The rapid advancements in high-throughput sequencing technologies have revolutionized the field of bioinformatics, enabling the analysis of vast genetic datasets. While Genome-Wide Association Studies (GWAS), Polygenic Risk Scores (PRS), and RNA sequencing (RNA-seq) remain essential tools for understanding the genetic basis of complex diseases and traits, the growing importance of microbiome and metagenome analysis cannot be overlooked. Microbiome and metagenome data offer valuable insights into the role of microbial communities in human health and disease, and the development of efficient bioinformatics pipelines for analyzing this type of data is crucial.

This Master’s project aims to expand upon existing bioinformatics pipelines to include microbiome and metagenome analysis, providing a comprehensive suite of tools for researchers. The pipelines will be designed to be user-friendly, scalable, and adaptable to various research needs, facilitating the efficient processing and interpretation of complex genetic, transcriptomic, and microbial data.

The primary aim of this Master’s project is to develop and implement comprehensive bioinformatics pipelines for conducting Genome-Wide Association Studies (GWAS) combined with Polygenic Risk Scores (PRS) analysis, an RNA sequencing (RNA-seq) analysis pipeline and a microbiome/metagenome analysis pipeline. These pipelines will be designed to be user-friendly, scalable, and adaptable to various research needs, facilitating the efficient processing and interpretation of complex genetic and transcriptomic data. The objectives will be to develop the respective pipeline, optimize them, validate or benchmark the result and create user interface/documentation/tutorial.

The development of these bioinformatics pipelines will have a significant impact on the field of biomedical research. By providing researchers with efficient, scalable, and user-friendly tools for GWAS+PRS, RNA-seq analysis, microbiome/metagenome analysis, this project will facilitate the discovery of genetic variants associated with complex diseases and traits, elucidation of gene expression patterns underlying various biological processes and the characterization of microbial communities and their interactions with their hosts. The pipelines will enable researchers at Qatar University to make more informed and accurate interpretations of genetic and transcriptomic data, advancing our understanding of human health and disease.

7. Genetic and transcriptomics characterization of idiopathic calcium oxalate urolithiasis.

Idiopathic calcium oxalate urolithiasis (ICOU) is a common urinary tract disorder characterized by the formation of calcium oxalate stones in the urinary tract. Despite extensive research, the exact etiology and pathogenesis of ICOU remain poorly understood. This study aims to elucidate the genetic and transcriptomic underpinnings of ICOU, potentially leading to novel diagnostic and therapeutic strategies.
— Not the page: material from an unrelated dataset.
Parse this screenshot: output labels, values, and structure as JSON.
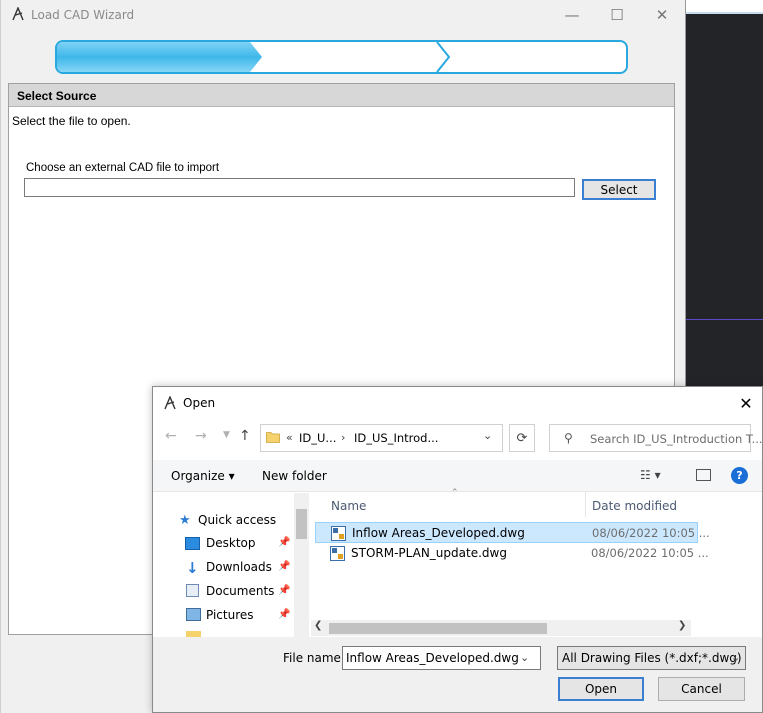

The aim is to characterize the genetic landscape of ICOU using whole-genome sequencing, analyze RNA sequencing data to identify differentially expressed genes in ICOU patients compared to controls, integrate genetic and transcriptomic data to identify gene-expression regulatory networks associated with ICOU and discover novel biomarkers for ICOU.

This study has the potential to significantly advance our understanding of the genetic and molecular mechanisms underlying ICOU. The findings may identify novel genetic risk factors for ICOU, leading to improved risk stratification and early intervention, discover new therapeutic targets for ICOU, paving the way for the development of more effective treatments, and provide valuable insights into the pathogenesis of ICOU, contributing to a better understanding of this common urinary tract disorder.